Central banks around the world journey to “nothing”!
The central banks have set their course to “nothing” (i.e. the 0% interest rate target). The success of capitalism hinged on the symbiotic relationship between interest rates and taxes. Interest produced wealth for the private central banks and access to money provided borrowers the opportunity to succeed and pay taxes. For the longest time the value of money was protected by a hard asset, namely gold. Not long ago, gold was removed as a security blanket for reserve currencies. It was no coincidence that with the final demise of the gold standard, mutual funds began their great metamorphosis.
In 1971, William Fouse and John McQuown of Wells Fargo Bank established the first index fund, a concept that John Bogle would use as a foundation on which to build The Vanguard Group, a mutual fund powerhouse renowned for low-cost index funds. The 1970s also saw the rise of the no-load fund. This new way of doing business had an enormous impact on the way mutual funds were sold and would make a major contribution to the industry's success.
It was this investment tool that launched the death of capitalism. It also initiated the financial and economic control of our political, monetary and interest rate systems. Fascism.
I would venture to guess that 95% of the investing public is financially illiterate. Most investors, pre the year 2000, sought GIC’s, bonds and stock purchases as their primary investment strategy. Market deregulation changed all that as well.
So why is 0% relevant? It is relevant because we have had unprecedented taxation and no capital appreciation via the traditional investment strategies (bonds, GIC’s, saving accounts, RRSP’s etc.). Investors have been cunningly driven into the capital markets where there is no financial security. In that place, the wolves run rabid. They too “are not” subjected to the same law as you and I, as they have bought our politicians, or own them outright.
Why is 0% fraud? When banks borrow money for nothing there is no requiremnt to have a bank. There only purpose is investor entrapment. Examples are as follows:
1. Low interest mortgages for homes are really life-long debt repayments. Servitude! Along with real estate appreciation, we have had our disposable income confiscated to the point where most home-owners can only afford the monthly mortgage payment. This fell apart when the “housing bubble” in the USA, Great Britain, Spain and many other countries impacted the global financial markets.
2. Loans on depreciating assets such as cars are targeted with unreasonably higher interest rates.
3. Commercial property financing is next to impossible to obtain and carry large interest rate surcharges.
4. Operating loans on inventories are non-existant, unless you approach second and third-tier lenders - they charge usury rates. The retail and manufacturing sectors were and have been gravely impacted by this policy.
5. Consumerism has created “fashion and technological demands”. Take out the credit card and pay twenty to thirty times more than the central bank interest rate.

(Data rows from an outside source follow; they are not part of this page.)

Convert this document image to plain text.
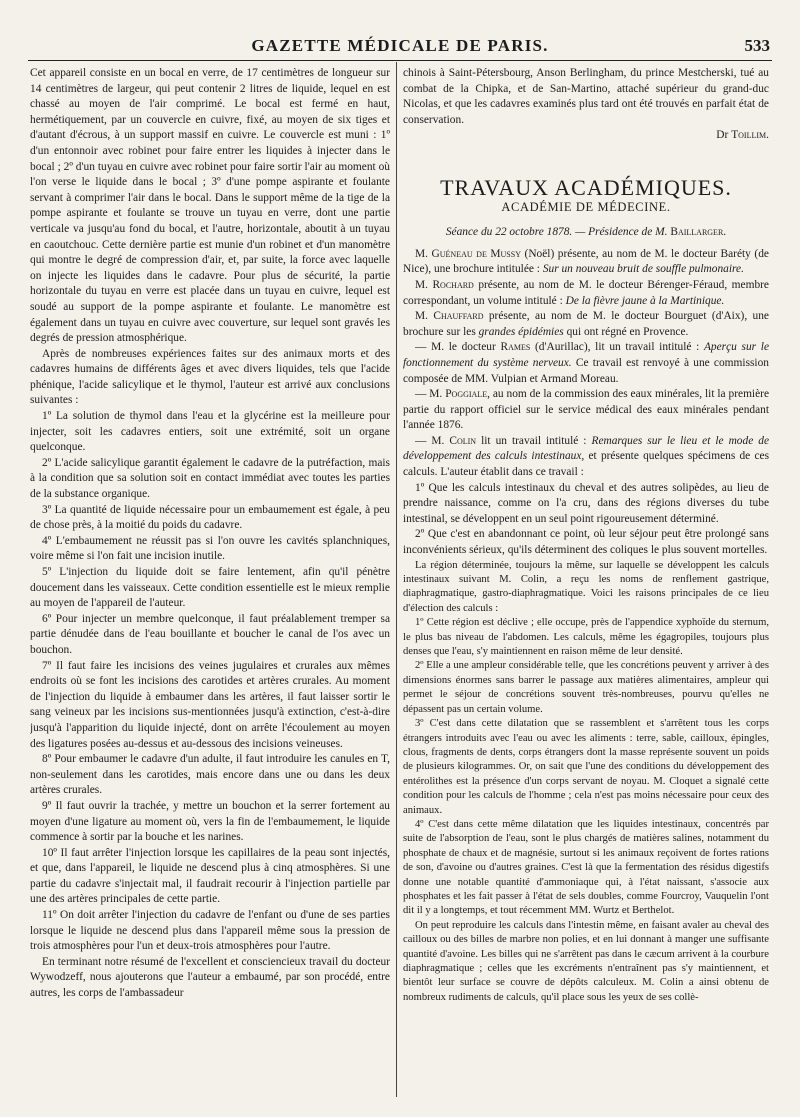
GAZETTE MÉDICALE DE PARIS.	533

Cet appareil consiste en un bocal en verre, de 17 centimètres de longueur sur 14 centimètres de largeur, qui peut contenir 2 litres de liquide, lequel en est chassé au moyen de l'air comprimé. Le bocal est fermé en haut, hermétiquement, par un couvercle en cuivre, fixé, au moyen de six tiges et d'autant d'écrous, à un support massif en cuivre. Le couvercle est muni : 1º d'un entonnoir avec robinet pour faire entrer les liquides à injecter dans le bocal ; 2º d'un tuyau en cuivre avec robinet pour faire sortir l'air au moment où l'on verse le liquide dans le bocal ; 3º d'une pompe aspirante et foulante servant à comprimer l'air dans le bocal. Dans le support même de la tige de la pompe aspirante et foulante se trouve un tuyau en verre, dont une partie verticale va jusqu'au fond du bocal, et l'autre, horizontale, aboutit à un tuyau en caoutchouc. Cette dernière partie est munie d'un robinet et d'un manomètre qui montre le degré de compression d'air, et, par suite, la force avec laquelle on injecte les liquides dans le cadavre. Pour plus de sécurité, la partie horizontale du tuyau en verre est placée dans un tuyau en cuivre, lequel est soudé au support de la pompe aspirante et foulante. Le manomètre est également dans un tuyau en cuivre avec couverture, sur lequel sont gravés les degrés de pression atmosphérique.

Après de nombreuses expériences faites sur des animaux morts et des cadavres humains de différents âges et avec divers liquides, tels que l'acide phénique, l'acide salicylique et le thymol, l'auteur est arrivé aux conclusions suivantes :

1º La solution de thymol dans l'eau et la glycérine est la meilleure pour injecter, soit les cadavres entiers, soit une extrémité, soit un organe quelconque.

2º L'acide salicylique garantit également le cadavre de la putréfaction, mais à la condition que sa solution soit en contact immédiat avec toutes les parties de la substance organique.

3º La quantité de liquide nécessaire pour un embaumement est égale, à peu de chose près, à la moitié du poids du cadavre.

4º L'embaumement ne réussit pas si l'on ouvre les cavités splanchniques, voire même si l'on fait une incision inutile.

5º L'injection du liquide doit se faire lentement, afin qu'il pénètre doucement dans les vaisseaux. Cette condition essentielle est le mieux remplie au moyen de l'appareil de l'auteur.

6º Pour injecter un membre quelconque, il faut préalablement tremper sa partie dénudée dans de l'eau bouillante et boucher le canal de l'os avec un bouchon.

7º Il faut faire les incisions des veines jugulaires et crurales aux mêmes endroits où se font les incisions des carotides et artères crurales. Au moment de l'injection du liquide à embaumer dans les artères, il faut laisser sortir le sang veineux par les incisions sus-mentionnées jusqu'à extinction, c'est-à-dire jusqu'à l'apparition du liquide injecté, dont on arrête l'écoulement au moyen des ligatures posées au-dessus et au-dessous des incisions veineuses.

8º Pour embaumer le cadavre d'un adulte, il faut introduire les canules en T, non-seulement dans les carotides, mais encore dans une ou dans les deux artères crurales.

9º Il faut ouvrir la trachée, y mettre un bouchon et la serrer fortement au moyen d'une ligature au moment où, vers la fin de l'embaumement, le liquide commence à sortir par la bouche et les narines.

10º Il faut arrêter l'injection lorsque les capillaires de la peau sont injectés, et que, dans l'appareil, le liquide ne descend plus à cinq atmosphères. Si une partie du cadavre s'injectait mal, il faudrait recourir à l'injection partielle par une des artères principales de cette partie.

11º On doit arrêter l'injection du cadavre de l'enfant ou d'une de ses parties lorsque le liquide ne descend plus dans l'appareil même sous la pression de trois atmosphères pour l'un et deux-trois atmosphères pour l'autre.

En terminant notre résumé de l'excellent et consciencieux travail du docteur Wywodzeff, nous ajouterons que l'auteur a embaumé, par son procédé, entre autres, les corps de l'ambassadeur

chinois à Saint-Pétersbourg, Anson Berlingham, du prince Mestcherski, tué au combat de la Chipka, et de San-Martino, attaché supérieur du grand-duc Nicolas, et que les cadavres examinés plus tard ont été trouvés en parfait état de conservation.

Dr Toillim.

TRAVAUX ACADÉMIQUES.
ACADÉMIE DE MÉDECINE.
Séance du 22 octobre 1878. — Présidence de M. Baillarger.

M. Guéneau de Mussy (Noël) présente, au nom de M. le docteur Baréty (de Nice), une brochure intitulée : Sur un nouveau bruit de souffle pulmonaire.

M. Rochard présente, au nom de M. le docteur Bérenger-Féraud, membre correspondant, un volume intitulé : De la fièvre jaune à la Martinique.

M. Chauffard présente, au nom de M. le docteur Bourguet (d'Aix), une brochure sur les grandes épidémies qui ont régné en Provence.

— M. le docteur Rames (d'Aurillac), lit un travail intitulé : Aperçu sur le fonctionnement du système nerveux. Ce travail est renvoyé à une commission composée de MM. Vulpian et Armand Moreau.

— M. Poggiale, au nom de la commission des eaux minérales, lit la première partie du rapport officiel sur le service médical des eaux minérales pendant l'année 1876.

— M. Colin lit un travail intitulé : Remarques sur le lieu et le mode de développement des calculs intestinaux, et présente quelques spécimens de ces calculs. L'auteur établit dans ce travail :

1º Que les calculs intestinaux du cheval et des autres solipèdes, au lieu de prendre naissance, comme on l'a cru, dans des régions diverses du tube intestinal, se développent en un seul point rigoureusement déterminé.

2º Que c'est en abandonnant ce point, où leur séjour peut être prolongé sans inconvénients sérieux, qu'ils déterminent des coliques le plus souvent mortelles.

La région déterminée, toujours la même, sur laquelle se développent les calculs intestinaux suivant M. Colin, a reçu les noms de renflement gastrique, diaphragmatique, gastro-diaphragmatique. Voici les raisons principales de ce lieu d'élection des calculs :

1º Cette région est déclive ; elle occupe, près de l'appendice xyphoïde du sternum, le plus bas niveau de l'abdomen. Les calculs, même les égagropiles, toujours plus denses que l'eau, s'y maintiennent en raison même de leur densité.

2º Elle a une ampleur considérable telle, que les concrétions peuvent y arriver à des dimensions énormes sans barrer le passage aux matières alimentaires, ampleur qui permet le séjour de concrétions souvent très-nombreuses, pourvu qu'elles ne dépassent pas un certain volume.

3º C'est dans cette dilatation que se rassemblent et s'arrêtent tous les corps étrangers introduits avec l'eau ou avec les aliments : terre, sable, cailloux, épingles, clous, fragments de dents, corps étrangers dont la masse représente souvent un poids de plusieurs kilogrammes. Or, on sait que l'une des conditions du développement des entérolithes est la présence d'un corps servant de noyau. M. Cloquet a signalé cette condition pour les calculs de l'homme ; cela n'est pas moins nécessaire pour ceux des animaux.

4º C'est dans cette même dilatation que les liquides intestinaux, concentrés par suite de l'absorption de l'eau, sont le plus chargés de matières salines, notamment du phosphate de chaux et de magnésie, surtout si les animaux reçoivent de fortes rations de son, d'avoine ou d'autres graines. C'est là que la fermentation des résidus digestifs donne une notable quantité d'ammoniaque qui, à l'état naissant, s'associe aux phosphates et les fait passer à l'état de sels doubles, comme Fourcroy, Vauquelin l'ont dit il y a longtemps, et tout récemment MM. Wurtz et Berthelot.

On peut reproduire les calculs dans l'intestin même, en faisant avaler au cheval des cailloux ou des billes de marbre non polies, et en lui donnant à manger une suffisante quantité d'avoine. Les billes qui ne s'arrêtent pas dans le cæcum arrivent à la courbure diaphragmatique ; celles que les excréments n'entraînent pas s'y maintiennent, et bientôt leur surface se couvre de dépôts calculeux. M. Colin a ainsi obtenu de nombreux rudiments de calculs, qu'il place sous les yeux de ses collè-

The fraud has worked because banks have destroyed an investor's ability to achieve “capital preservation”. With interest rates so low, and disposable income deteriorating rapidly, individuals are continually facing a diminishing net worth.
The nails in the coffin are “bank fees”. Fees are the substitute for interest. Banks no longer risk the money they borrow from the central banks. They are more eagre to gamble it away without recourse, and use the depositor as a security blanket. Fees have made it possible for banks to generate revenue, and for reserve banks to hold interest rates extremely low (i.e. nothing). If fees were abolished, interest rates would have to increase, and capital preservation would once more be invoked.
Through taxation we continue to grow our army of public servants. We pay for this growing army with the scurrilous second level of taxation - property taxes. This army is founded on nepotism and feeds the masonic corruption in government and banking. By increasing the cost of carrying capital and real estate, banks (i.e. with their influence over the political system) provided corporations an incentive to invest in the emerging markets (ex. Asia and Africa). Businesses and banks who took our money abroad obtained larger returns with fewer costs; and in almost all cases there was less oversight and lower foreign taxation.
Zero percent is nothing and nothing means you will have nothing very soon. All banking systems should be nationalized. We must return to a gold standard. Bank fees, derivatives, credit default swaps, currency manipulation etc. should be abolished.
Finally, get rid of the queen and expose freemasonry for what it is – a crime.
Low interest rates also provide sovereign nations the ability to manage their "increasing" and "irrevisible" debt load. This is entrapment on the larger scale.